PrEP has proven to be effective in reducing new HIV infections and has been approved by the European Medicines Agency, but is not yet regularized in Spain.
Barcelona opens Europe’s first centre specializing in the Pre-Exposure Prophylaxis pill (PrEP) to prevent HIV. PrEP has an efficacy of almost 100% and is an HIV prevention strategy consisting in the administration of antiretroviral drugs to people at risk so as to reduce the possibilities of becoming infected.
The initiative for the new centre, the BarcelonaPrEP Point, is promoted by the BCN Checkpoint community centre, which diagnoses 40% of cases detected in Catalonia. As well as providing information and advice, this new facility will carry out a control and follow-up of persons using PrEP, a drug that has been approved by the European Medicines Agency, but which is not yet regularized in Spain.
The centre will also participate in studies on the use of this pill, such as the international clinical trial Discover, that will be promoted in Spain jointly by BCN Checkpoint, the Bellvitge Hospital and the Sandoval Medical Centre in Madrid; it will also participate in other research projects that are in the process of being approved by the Catalan Ministry of Health. Furthermore, once the Spanish Ministry of Health approves the pill, the centre will become a distribution point of the pill.

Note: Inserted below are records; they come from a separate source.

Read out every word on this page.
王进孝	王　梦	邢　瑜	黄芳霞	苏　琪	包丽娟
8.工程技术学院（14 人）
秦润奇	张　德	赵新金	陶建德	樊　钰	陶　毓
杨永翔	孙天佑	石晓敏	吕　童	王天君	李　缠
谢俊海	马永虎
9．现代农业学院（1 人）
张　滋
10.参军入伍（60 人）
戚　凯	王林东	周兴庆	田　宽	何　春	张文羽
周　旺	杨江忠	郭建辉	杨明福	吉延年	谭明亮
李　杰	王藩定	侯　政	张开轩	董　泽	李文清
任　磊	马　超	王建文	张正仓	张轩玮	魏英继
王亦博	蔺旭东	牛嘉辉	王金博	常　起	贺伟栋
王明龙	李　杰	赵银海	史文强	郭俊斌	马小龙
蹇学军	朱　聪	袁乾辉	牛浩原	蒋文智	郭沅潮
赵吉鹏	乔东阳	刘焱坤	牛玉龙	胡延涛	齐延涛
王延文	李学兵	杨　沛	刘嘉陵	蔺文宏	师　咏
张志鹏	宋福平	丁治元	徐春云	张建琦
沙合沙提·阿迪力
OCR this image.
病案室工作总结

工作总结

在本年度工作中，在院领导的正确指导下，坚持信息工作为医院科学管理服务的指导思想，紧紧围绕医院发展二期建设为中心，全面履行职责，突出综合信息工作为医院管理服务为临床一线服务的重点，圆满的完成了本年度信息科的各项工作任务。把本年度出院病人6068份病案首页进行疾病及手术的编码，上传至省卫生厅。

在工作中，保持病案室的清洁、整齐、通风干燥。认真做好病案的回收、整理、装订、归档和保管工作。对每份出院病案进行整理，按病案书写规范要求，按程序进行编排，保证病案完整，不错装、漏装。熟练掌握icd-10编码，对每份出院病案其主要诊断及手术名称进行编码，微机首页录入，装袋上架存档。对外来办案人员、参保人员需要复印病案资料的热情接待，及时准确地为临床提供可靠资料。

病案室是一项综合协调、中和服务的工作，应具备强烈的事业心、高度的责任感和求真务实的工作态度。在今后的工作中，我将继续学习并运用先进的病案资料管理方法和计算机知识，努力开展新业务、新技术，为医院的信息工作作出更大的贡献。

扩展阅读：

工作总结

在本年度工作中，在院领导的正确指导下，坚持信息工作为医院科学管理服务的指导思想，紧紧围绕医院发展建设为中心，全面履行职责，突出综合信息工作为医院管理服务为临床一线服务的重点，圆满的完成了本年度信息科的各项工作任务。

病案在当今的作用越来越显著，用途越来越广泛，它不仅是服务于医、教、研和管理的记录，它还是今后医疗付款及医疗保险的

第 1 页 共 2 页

The director of BCN Checkpoint, Ferran Pujol, acknowledged that this is a private initiative, although he is hopeful that the Catalan Ministry of Health and the City Council of Barcelona will actively engage to end the HIV epidemic.
Pressure for approval
Those responsible for the project have blamed Spain and the Government for not allowing the distribution of this pill, whereas in many European countries, Australia and the US, its efficacy has been proven in reducing the transmission of the infection; once administered, the pill is effective immediately.
BCN Checkpoint alerts that every day that passes without approval of PrEP, “two people are diagnosed in Catalonia and ten in Spain”, which leads them to be hopeful that the pill will be approved and can start being administered the sooner the better, because the majority of these cases would be avoidable.